Apesar de ser um contexto possível de
desenvolvimento, a instituição não fornece um equivalente funcional familiar
para seus internos (Bronfenbrenner, 1979/1996). Além disso, outros autores
destacam que em certos lares, o meio ambiente físico e social é tão empobrecido
e caótico que a colocação de uma criança em uma instituição pode proporcionar a
recuperação e um crescimento psicológico (Clarke & Clarke, 1976, citados em
Bronfenbrenner, 1979/1996). Sendo assim, torna-se importante analisar
historicamente os estudos acerca da institucionalização, a fim de compreender
melhor os fatores presentes neste contexto.
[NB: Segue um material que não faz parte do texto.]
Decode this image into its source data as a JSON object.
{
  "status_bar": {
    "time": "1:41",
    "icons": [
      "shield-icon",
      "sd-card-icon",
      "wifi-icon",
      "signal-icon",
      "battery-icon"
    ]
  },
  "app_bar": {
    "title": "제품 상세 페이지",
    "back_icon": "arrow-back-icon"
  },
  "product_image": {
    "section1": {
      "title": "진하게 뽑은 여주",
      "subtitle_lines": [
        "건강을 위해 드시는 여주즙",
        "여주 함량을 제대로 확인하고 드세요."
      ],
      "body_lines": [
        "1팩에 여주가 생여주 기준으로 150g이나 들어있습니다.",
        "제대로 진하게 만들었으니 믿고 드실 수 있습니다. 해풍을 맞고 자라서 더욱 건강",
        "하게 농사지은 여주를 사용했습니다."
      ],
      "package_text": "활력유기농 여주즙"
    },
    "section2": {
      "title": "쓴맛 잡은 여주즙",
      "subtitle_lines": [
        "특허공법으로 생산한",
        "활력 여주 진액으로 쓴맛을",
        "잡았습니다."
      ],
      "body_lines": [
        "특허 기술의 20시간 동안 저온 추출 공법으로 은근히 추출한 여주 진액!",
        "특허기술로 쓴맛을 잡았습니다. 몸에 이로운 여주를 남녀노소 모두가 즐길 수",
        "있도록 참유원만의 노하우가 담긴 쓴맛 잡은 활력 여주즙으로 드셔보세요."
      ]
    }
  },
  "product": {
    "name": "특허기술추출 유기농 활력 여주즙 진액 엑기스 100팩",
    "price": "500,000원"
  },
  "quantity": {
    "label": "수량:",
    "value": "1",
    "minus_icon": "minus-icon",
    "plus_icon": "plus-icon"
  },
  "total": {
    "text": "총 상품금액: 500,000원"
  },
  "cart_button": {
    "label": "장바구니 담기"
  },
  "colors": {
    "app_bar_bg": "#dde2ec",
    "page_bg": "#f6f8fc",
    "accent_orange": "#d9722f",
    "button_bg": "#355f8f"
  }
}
Estudos mais antigos (Bowlby, 1973/1998; Goldfarb,
1943, 1945, citados em Grusec & Lytton, 1988) apontaram os prejuízos
cognitivos que a vivência institucional proporcionava para as crianças
abrigadas, tal como déficitintelectual,
especialmente no desenvolvimento da linguagem. Estas crianças eram mais
distraídas e agressivas, apresentando dificuldades emocionais, de comportamento
e incapacidade de formar laços afetivos duráveis com outros. Embora estes
estudos convergissem ao apontar os prejuízos ocasionados pela vivência
institucional, Grusec e Lytton (1988) problematizaram estes resultados,
considerando que estes efeitos poderiam surgir de outros fatores. Segundo estes
autores, estudos posteriores confirmaram que, de fato, muitas crianças, que
viveram os primeiros anos de vida em abrigo, apresentaram problemas de
aprendizagem e também má adaptação social. Entretanto, é provável que a
ausência de estimulação e de oportunidades de brincadeiras, encontradas em
instituições pobres da década de 40, e a ausência de estrutura emocional
familiar tenham contribuído para agravar este panorama.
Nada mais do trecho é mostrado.